Syngeneschiza omrramba

Scientific classification
- Kingdom: Animalia
- Phylum: Arthropoda
- Clade: Pancrustacea
- Class: Insecta
- Order: Coleoptera
- Suborder: Polyphaga
- Infraorder: Scarabaeiformia
- Family: Scarabaeidae
- Tribe: Melolonthini
- Genus: Syngeneschiza
- Species: S. omrramba
- Binomial name: Syngeneschiza omrramba Péringuey, 1904

= Syngeneschiza omrramba =

- Genus: Syngeneschiza
- Species: omrramba
- Authority: Péringuey, 1904

Species of beetle

Syngeneschiza omrramba is a species of beetle of the family Scarabaeidae. It is found in Namibia.

== Description ==
Adults reach a length of about 10 mm.

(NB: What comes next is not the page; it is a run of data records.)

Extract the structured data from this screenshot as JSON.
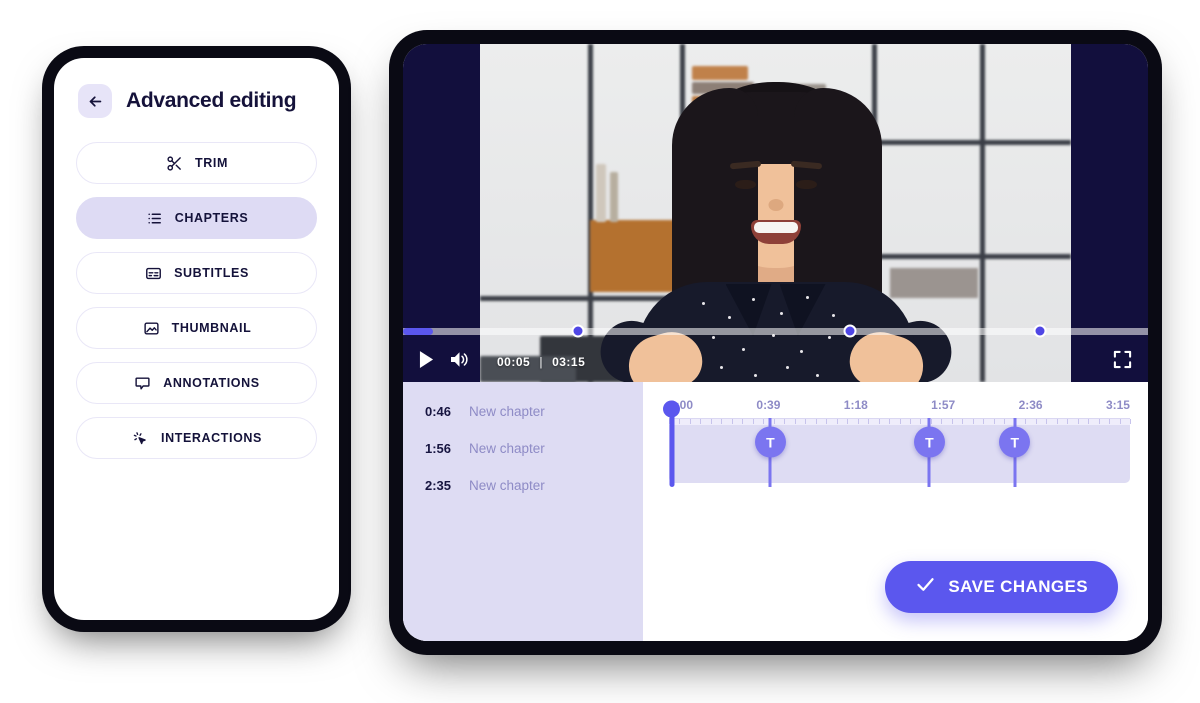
{
  "sidebar": {
    "back_icon": "arrow-left-icon",
    "title": "Advanced editing",
    "items": [
      {
        "label": "TRIM",
        "icon": "scissors-icon",
        "active": false
      },
      {
        "label": "CHAPTERS",
        "icon": "list-icon",
        "active": true
      },
      {
        "label": "SUBTITLES",
        "icon": "subtitles-icon",
        "active": false
      },
      {
        "label": "THUMBNAIL",
        "icon": "image-icon",
        "active": false
      },
      {
        "label": "ANNOTATIONS",
        "icon": "comment-icon",
        "active": false
      },
      {
        "label": "INTERACTIONS",
        "icon": "click-cursor-icon",
        "active": false
      }
    ]
  },
  "player": {
    "play_icon": "play-icon",
    "volume_icon": "volume-icon",
    "fullscreen_icon": "fullscreen-icon",
    "current_time": "00:05",
    "time_separator": "|",
    "duration": "03:15",
    "progress_percent": 4,
    "chapter_markers_percent": [
      23.5,
      60,
      85.5
    ]
  },
  "chapters": {
    "rows": [
      {
        "time": "0:46",
        "name": "New chapter"
      },
      {
        "time": "1:56",
        "name": "New chapter"
      },
      {
        "time": "2:35",
        "name": "New chapter"
      }
    ]
  },
  "timeline": {
    "tick_labels": [
      "0:00",
      "0:39",
      "1:18",
      "1:57",
      "2:36",
      "3:15"
    ],
    "playhead_percent": 0,
    "markers": [
      {
        "label": "T",
        "percent": 22
      },
      {
        "label": "T",
        "percent": 56.5
      },
      {
        "label": "T",
        "percent": 75
      }
    ]
  },
  "actions": {
    "save_label": "SAVE CHANGES",
    "save_icon": "check-icon"
  },
  "colors": {
    "accent": "#5B57EE",
    "accent_light": "#7B75F0",
    "lavender_panel": "#DEDCF3",
    "lavender_soft": "#EFEDFB",
    "dark_navy": "#120F3D",
    "text_dark": "#15123A",
    "text_muted": "#8E8BC6"
  }
}
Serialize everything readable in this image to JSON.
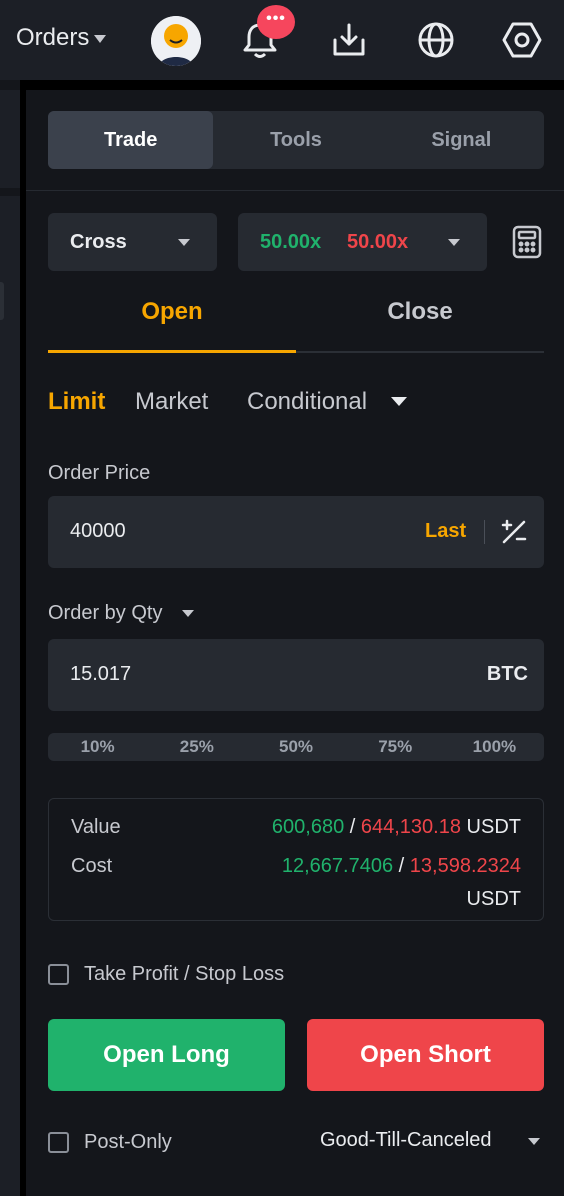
{
  "header": {
    "orders_label": "Orders",
    "badge_text": "•••",
    "icons": [
      "avatar",
      "bell-icon",
      "download-icon",
      "globe-icon",
      "settings-icon"
    ]
  },
  "tabs": [
    {
      "label": "Trade",
      "active": true
    },
    {
      "label": "Tools",
      "active": false
    },
    {
      "label": "Signal",
      "active": false
    }
  ],
  "margin_mode": "Cross",
  "leverage": {
    "long": "50.00x",
    "short": "50.00x"
  },
  "open_close": {
    "open": "Open",
    "close": "Close",
    "active": "Open"
  },
  "order_types": {
    "limit": "Limit",
    "market": "Market",
    "conditional": "Conditional",
    "active": "Limit"
  },
  "order_price": {
    "label": "Order Price",
    "value": "40000",
    "last_label": "Last"
  },
  "order_qty": {
    "label": "Order by Qty",
    "value": "15.017",
    "unit": "BTC"
  },
  "percentages": [
    "10%",
    "25%",
    "50%",
    "75%",
    "100%"
  ],
  "summary": {
    "value_label": "Value",
    "value_long": "600,680",
    "value_short": "644,130.18",
    "value_unit": "USDT",
    "cost_label": "Cost",
    "cost_long": "12,667.7406",
    "cost_short": "13,598.2324",
    "cost_unit": "USDT",
    "separator": "/"
  },
  "tpsl_label": "Take Profit / Stop Loss",
  "buttons": {
    "long": "Open Long",
    "short": "Open Short"
  },
  "post_only_label": "Post-Only",
  "time_in_force": "Good-Till-Canceled",
  "colors": {
    "accent": "#f7a600",
    "long": "#20b26c",
    "short": "#ef454a",
    "bg": "#14161b",
    "field": "#262a31"
  }
}
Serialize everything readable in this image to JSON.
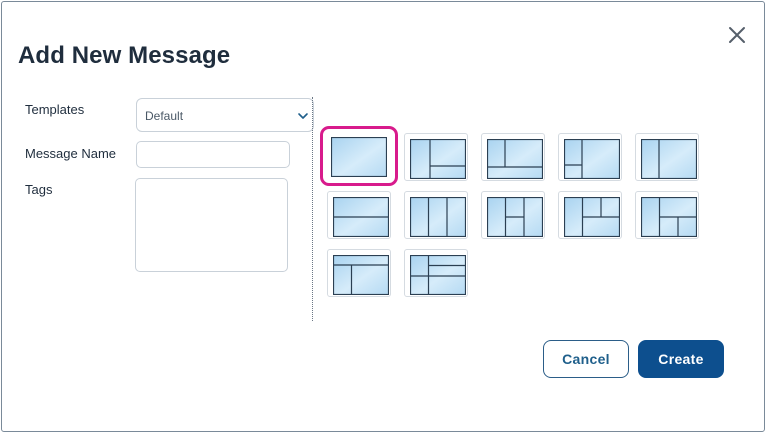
{
  "dialog": {
    "title": "Add New Message",
    "close_icon": "close-icon"
  },
  "form": {
    "templates_label": "Templates",
    "templates_value": "Default",
    "message_name_label": "Message Name",
    "message_name_value": "",
    "tags_label": "Tags",
    "tags_value": ""
  },
  "layouts": {
    "selected_index": 0,
    "count": 12,
    "highlight_color": "#d81b8c"
  },
  "buttons": {
    "cancel_label": "Cancel",
    "create_label": "Create"
  },
  "colors": {
    "primary": "#0d4f8e",
    "title": "#1f2d3d",
    "tile_fill": "#cfe6f5"
  }
}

They are very pale testaceous, sub-livid, but with the sutural part of the elytra slightly, and the frontal part deeply infuscate. The antennae and legs have the same colour as the body. Both the clypeus and frontal part are covered with broad, irregular, briefly setigerous punctures. The pronotum has moderately closely set punctures, while on the parallel elytra, the punctures are somewhat broad, and separated from each other by an interval slightly narrower than their own diameter. The pygidium is fairly deeply but not closely set.